The narrative involves Leonard Shelby (Guy Pearce), a tormented fellow who’s bent on discovering who murdered his wife; the twist is that in that assault that led to her death, Leonard was injured, leaving him with amnesia. Now I know what you’re thinking–the lost, troubled amnesiac perpetually in danger and only haltingly discovering the truth about himself has been a staple of pulp novels, B-movies and long-forgotten TV from time immemorial: one need only think of Roy William Neil’s underrated “Black Angel” (1946), based on a novel that Woolrich published under the name of William Irish, in which Dan Duryea, in a complete haze as a result of his alcoholism, is similarly driven to find his wife’s killer; or Wolfgang Petersen’s “Shattered” (1991), featuring Tom Berenger as an accident victim desperately searching for the truth about himself; or the short-lived CBS series “Coronet Blue” (1967), which featured Frank Converse as an amnesiac survivor of an assassination attempt looking for his own identity and the truth about his past while trying to avoid his would-be killers. The twist here is that the protagonist is suffering not from the usual run-of-the-mill amnesia, but from short-term memory loss–an affliction which allows him to recall everything that occurred up until his wife’s death, but nothing that’s happened afterwards for more than a few seconds; as a result his comprehension of reality is always fragmentary and distorted (as is ours along with him), and he has to rely on Polaroid photos and scribbled notes to inform him of where he’s living, what car he drives, and anything he’s previously learned in his search (whether right or wrong). (There’s one beautiful moment when he doesn’t even recall whether he’s chasing somebody or being pursued.) To make things even more complicated, Nolan tells the story backwards, thereby keeping us (as well as Shelby) constantly disoriented; and he repeats material and alters perspective to give the whole picture the air of a half-remembered, vaguely menacing nightmare. He also periodically intercuts Shelby’s recollections about a man (Stephen Tobolowsky) who suffered from the same condition he now endures (Shelby had investigated the case, we’re told, in his previous life as an insurance adjuster).

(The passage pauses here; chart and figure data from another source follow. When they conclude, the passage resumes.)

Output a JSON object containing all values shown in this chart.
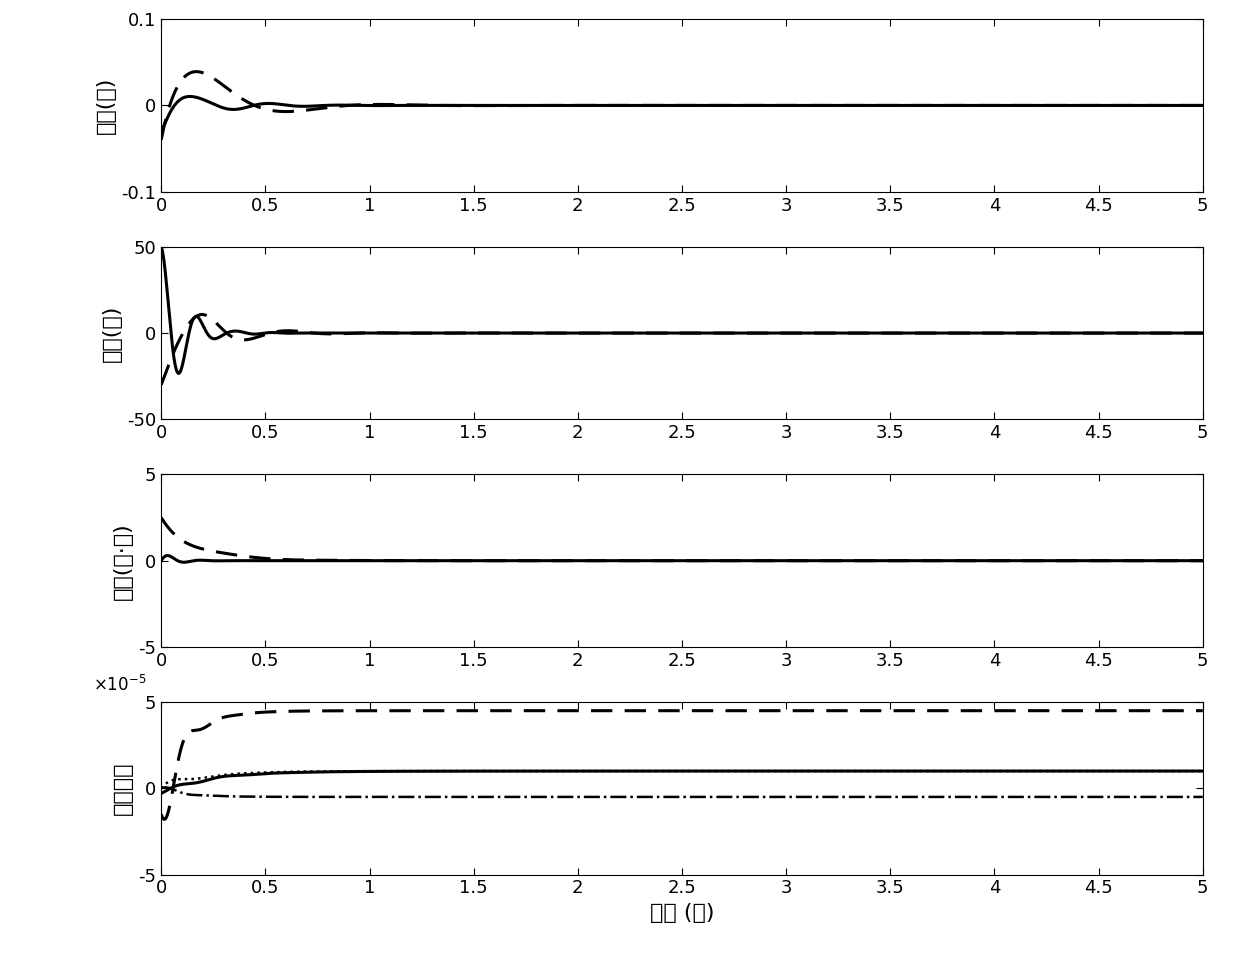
{
  "xlim": [
    0,
    5
  ],
  "xlabel": "时间 (秒)",
  "subplot1_ylabel": "位移(米)",
  "subplot1_ylim": [
    -0.1,
    0.1
  ],
  "subplot1_yticks": [
    -0.1,
    0,
    0.1
  ],
  "subplot1_yticklabels": [
    "-0.1",
    "0",
    "0.1"
  ],
  "subplot2_ylabel": "转角(度)",
  "subplot2_ylim": [
    -50,
    50
  ],
  "subplot2_yticks": [
    -50,
    0,
    50
  ],
  "subplot2_yticklabels": [
    "-50",
    "0",
    "50"
  ],
  "subplot3_ylabel": "转矩(牛·米)",
  "subplot3_ylim": [
    -5,
    5
  ],
  "subplot3_yticks": [
    -5,
    0,
    5
  ],
  "subplot3_yticklabels": [
    "-5",
    "0",
    "5"
  ],
  "subplot4_ylabel": "参数估计",
  "subplot4_ylim": [
    -5,
    5
  ],
  "subplot4_yticks": [
    -5,
    0,
    5
  ],
  "subplot4_yticklabels": [
    "-5",
    "0",
    "5"
  ],
  "xticks": [
    0,
    0.5,
    1,
    1.5,
    2,
    2.5,
    3,
    3.5,
    4,
    4.5,
    5
  ],
  "xticklabels": [
    "0",
    "0.5",
    "1",
    "1.5",
    "2",
    "2.5",
    "3",
    "3.5",
    "4",
    "4.5",
    "5"
  ],
  "background_color": "#ffffff",
  "line_color": "#000000"
}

The result is a narrative that forces you to work hard to keep up with it and sort out the clues that point to the outcome of the hero’s search. A viewer must come to the picture alert and clear-headed in order to meet the challenge. And any brief distraction–a trip to the concession stand or the facilities, even a whispered comment that requires you to turn your eyes from the screen–can be disastrous. You have to be willing to shut up, watch intently, and think about the information you’re being given in scattered, sometimes misleading shards. f you can’t do that, “Memento” isn’t for you: it won’t appeal at all to the lazy or inattentive. But if you’re ready to go with it, you’ll be pleased to know that it plays fair. The denouement isn’t quite up to one’s hopes, as if often the case in such puzzle pictures; but in these cases, the journey is usually more satisfying than the destination.

“Memento” can be criticized for being entirely synthetic and artificial; its structure allows Nolan to take any tangent he chooses in shaping Shelby’s past, and the directions in which the plot goes are in fact quite arbitrary. It’s also well-nigh impossible to work up much emotional investment in Leonard, despite the fact that Pearce plays him with conviction and vigor (and a remarkably good American accent); he’s just the standard tormented pulp protagonist. The only other performers of much consequence are Joe Pantoliano, properly seedy as an acquaintance who keeps popping up in Leonard’s life and may be friend or foe, and Carrie-Anne Moss, nicely restrained as a bartender-waitress who’s either helping Shelby or using him for her own purposes–and they’re merely playing types that come right out of pulp fiction (the genre, not the flick) too, so it’s difficult to care about them, either. But if the picture lacks depth, it remains a fascinating curiosity, with a surface sufficiently intriguing to compensate; sharply written, ingeniously constructed, strikingly shot and fast-paced, “Memento” is at once a satisfying mental game and an exhilarating cinematic stunt.